The British strategy, really a kind of wishful thinking, is that these conflicts can be kept to one side while the nations work harmoniously on other problems. That looks as fragile a plan as ever but, astonishingly, it is still intact. Brown came away with some scraps of comfort: that Russia would continue to be helpful on trying to nudge Iran down from its nuclear ambitions, and on Zimbabwe.
The bigger question is whether the G8 countries can use the forum to coax a suspicious Russia in from the cold. The reminders in the past few days of the problems Russia faces on every front except oil give them some bargaining power.

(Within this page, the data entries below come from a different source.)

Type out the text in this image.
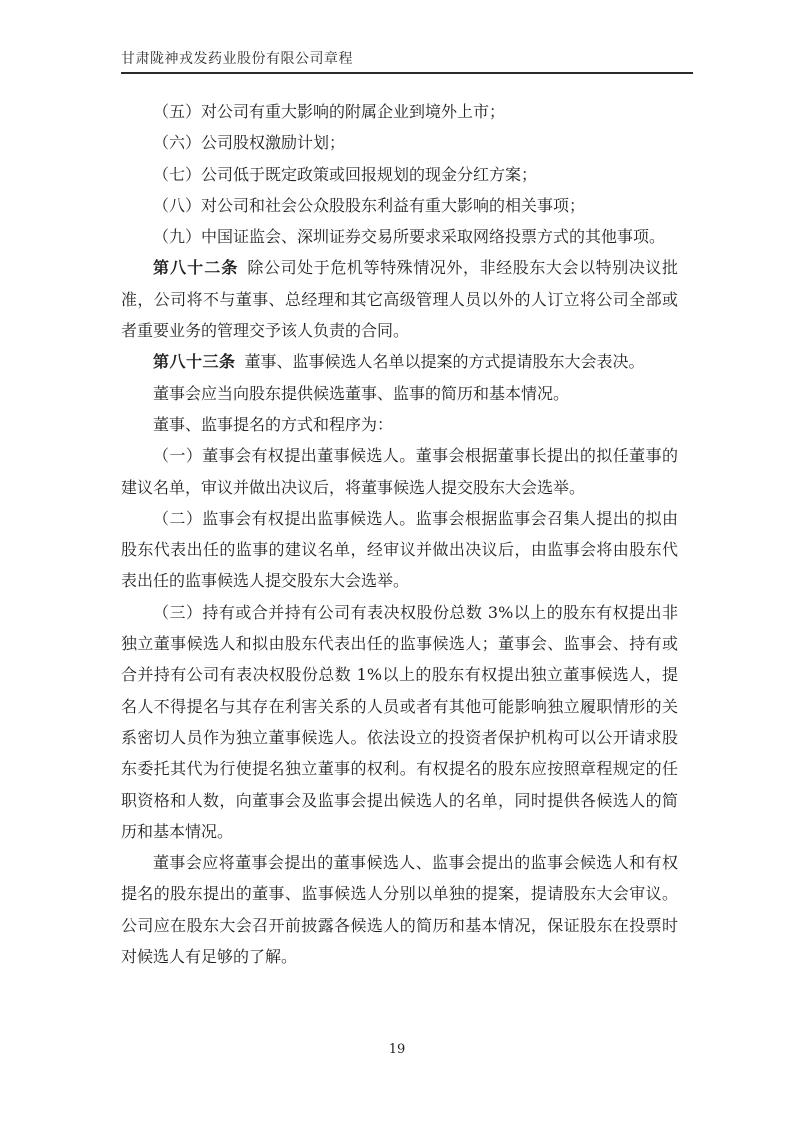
甘肃陇神戎发药业股份有限公司章程

（五）对公司有重大影响的附属企业到境外上市；

（六）公司股权激励计划；

（七）公司低于既定政策或回报规划的现金分红方案；

（八）对公司和社会公众股股东利益有重大影响的相关事项；

（九）中国证监会、深圳证券交易所要求采取网络投票方式的其他事项。

第八十二条 除公司处于危机等特殊情况外，非经股东大会以特别决议批准，公司将不与董事、总经理和其它高级管理人员以外的人订立将公司全部或者重要业务的管理交予该人负责的合同。

第八十三条 董事、监事候选人名单以提案的方式提请股东大会表决。

董事会应当向股东提供候选董事、监事的简历和基本情况。

董事、监事提名的方式和程序为：

（一）董事会有权提出董事候选人。董事会根据董事长提出的拟任董事的建议名单，审议并做出决议后，将董事候选人提交股东大会选举。

（二）监事会有权提出监事候选人。监事会根据监事会召集人提出的拟由股东代表出任的监事的建议名单，经审议并做出决议后，由监事会将由股东代表出任的监事候选人提交股东大会选举。

（三）持有或合并持有公司有表决权股份总数 3%以上的股东有权提出非独立董事候选人和拟由股东代表出任的监事候选人；董事会、监事会、持有或合并持有公司有表决权股份总数 1%以上的股东有权提出独立董事候选人，提名人不得提名与其存在利害关系的人员或者有其他可能影响独立履职情形的关系密切人员作为独立董事候选人。依法设立的投资者保护机构可以公开请求股东委托其代为行使提名独立董事的权利。有权提名的股东应按照章程规定的任职资格和人数，向董事会及监事会提出候选人的名单，同时提供各候选人的简历和基本情况。

董事会应将董事会提出的董事候选人、监事会提出的监事会候选人和有权提名的股东提出的董事、监事候选人分别以单独的提案，提请股东大会审议。公司应在股东大会召开前披露各候选人的简历和基本情况，保证股东在投票时对候选人有足够的了解。

19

The more stagey the G8 summits become, the more heavily themed they are. When Bill Clinton invited his counterparts to Denver in 1997, he made them all wear cowboy dress. The theme of that summit, in essence, was American triumphalism: that having arrived at the end of history, the US had perfected the model of economic relations. The boasting, in official US documents, was so unashamed that it brought complaints from other delegations.
Since September 11, 2001, the mood of the gatherings has been darker. The costumes have gone and so has some intimacy, the sense that the value lay simply in the chance for the world's most powerful leaders to talk directly to each other.
Tony Blair's determination to make the 2005 Gleneagles summit about poverty hauled the agenda away from Iraq and terrorism, although the bombings on the London Tube during the gathering brought it back. Last year President Putin used the occasion to issue a warning that he might point Russia's missiles at Europe again.
That chill hangs over this summit too. In Britain's case, the prime cause is Russia's refusal to hand over Andrei Lugovoy, suspected of poisoning Alexander Litvinenko, a former agent turned Kremlin critic, in London in 2006. The other two fronts - the dispute between BP and its Russian shareholders, and Russia's irritation with the British Council - are unresolved. So, too, on a wider front, is Russia's fury at the US plan to site missile defence bases in Poland and the Czech Republic, although Poland's own unease has drawn some heat.
But if it were not for Europe's dependence on Russian energy, Russia's problems would eclipse its strengths. Yesterday a report about a Russian conscript soldier killing three others and then himself might be insignificant in itself, but reflects old, deep problems in Russia's Army. The murkiness of the BP row reflects Russia's indecision about whether it wants foreign help in developing its huge reserves, and if not, whether it will let its oligarchs fill the place.
The G8 is perhaps the only gathering where leaders can talk themselves down from positions of such suspicion. If only the staging does not compel them to talk about the grand themes of the future at the expense of the disputes of today.